Lonely
I'm not feeling so good.

I feel unwanted. Very, very unwanted. It seems that every girl I like is either too far away, not single or simply doesn't like me as more than a friend. Do you know how frustrating that is? It hurts. It hurts because it's happened so often and it hurts because of how much I care for Hana and the fact that she doesn't like me as more than a friend.

She knows I like her and I've never made any secret of that. But she's been talking about some guy she likes and I can't help but feel jealous and sad. I can't help screaming inside 'But what's wrong with me?'. I decided to simply tell her how I was feeling tonight and I feel better for doing so, but I hate having to be negative when talking to her, especially when it's about her. It's hard to confide your feelings in someone when it's that someone who you need to confide about as well.

[00:58:20] Neil: Heh, sadness. Internet shouldn't be a means to feel happy and sad. Yet it's so part of my life now that I rely on it for every part of my emotional life, good and bad. That really isn't right.
[00:59:15] Hana: Lol I know, isa no good my friennnnd. I need to wean myself off of it. It's not easy huh?
[01:01:28] Neil: You shouldn't feel anything by looking at words on a screen.

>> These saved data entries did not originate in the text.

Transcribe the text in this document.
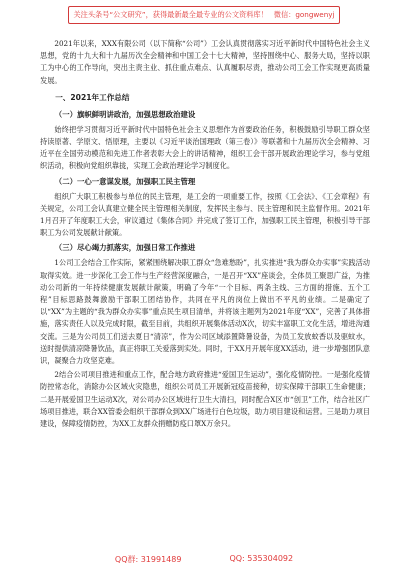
关注头条号“公文研究”，获得最新最全最专业的公文资料库！ 微信：gongwenyj

2021年以来，XXX有限公司（以下简称“公司”）工会认真贯彻落实习近平新时代中国特色社会主义思想，党的十九大和十九届历次全会精神和中国工会十七大精神，坚持围绕中心、服务大局，坚持以职工为中心的工作导向，突出主责主业、抓住重点难点、认真履职尽责，推动公司工会工作实现更高质量发展。

一、2021年工作总结
（一）旗帜鲜明讲政治，加强思想政治建设

始终把学习贯彻习近平新时代中国特色社会主义思想作为首要政治任务，积极鼓励引导职工群众坚持读原著、学原文、悟原理，主要以《习近平谈治国理政（第三卷）》等联著和十九届历次全会精神、习近平在全国劳动模范和先进工作者表彰大会上的讲话精神，组织工会干部开展政治理论学习，参与党组织活动，积极向党组织靠拢，实现工会政治理论学习制度化。

（二）一心一意谋发展，加强职工民主管理

组织广大职工积极参与单位的民主管理，是工会的一项重要工作，按照《工会法》、《工会章程》有关规定，公司工会认真建立健全民主管理相关制度，发挥民主参与、民主管理和民主监督作用。2021年1月召开了年度职工大会，审议通过《集体合同》并完成了签订工作，加强职工民主管理，积极引导干部职工为公司发展献计献策。

（三）尽心竭力抓落实，加强日常工作推进

1公司工会结合工作实际，紧紧围绕解决职工群众“急难愁盼”，扎实推进“我为群众办实事”实践活动取得实效。进一步深化工会工作与生产经营深度融合，一是召开“XX”座谈会，全体员工聚思广益，为推动公司新的一年持续健康发展献计献策，明确了今年“一个目标、两条主线、三方面的措施、五个工程”目标思路鼓舞激励干部职工团结协作，共同在平凡的岗位上做出不平凡的业绩。二是确定了以“XX”为主题的“我为群众办实事”重点民生项目清单，并将该主题列为2021年度“XX”，完善了具体措施，落实责任人以及完成时限，截至目前，共组织开展集体活动X次，切实丰富职工文化生活，增进沟通交流。三是为公司员工们送去夏日“清凉”，作为公司区域添置降暑设备，为员工发放蚊香以及驱蚊水，送时提供清凉降暑饮品，真正将职工关爱落到实处。同时，于XX月开展年度XX活动，进一步增强团队意识，凝聚合力攻坚克难。

2结合公司项目推进和重点工作，配合地方政府推进“爱国卫生运动”，强化疫情防控。一是强化疫情防控常态化，消除办公区域火灾隐患，组织公司员工开展新冠疫苗接种，切实保障干部职工生命健康；二是开展爱国卫生运动X次，对公司办公区域进行卫生大清扫，同时配合X区市“创卫”工作，结合社区广场项目推进，联合XX管委会组织干部群众到XX广场进行白色垃圾，助力项目建设和运营。三是助力项目建设，保障疫情防控，为XX工友群众捐赠防疫口罩X万余只。

QQ群: 31991489	QQ: 535304092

Yet what I feel when I talk to you I've never had with someone I've talk to in person before or indeed on here. So it's hard not to feel. And you feel things for Nate. Even though he's in the US. I hate this. Everything about this. The internet. It's become more of a hinderance than a help and I've only realised that in the past year.

And that sums it up really doesn't it? How sad my life is. How empty it is. How lonely it is.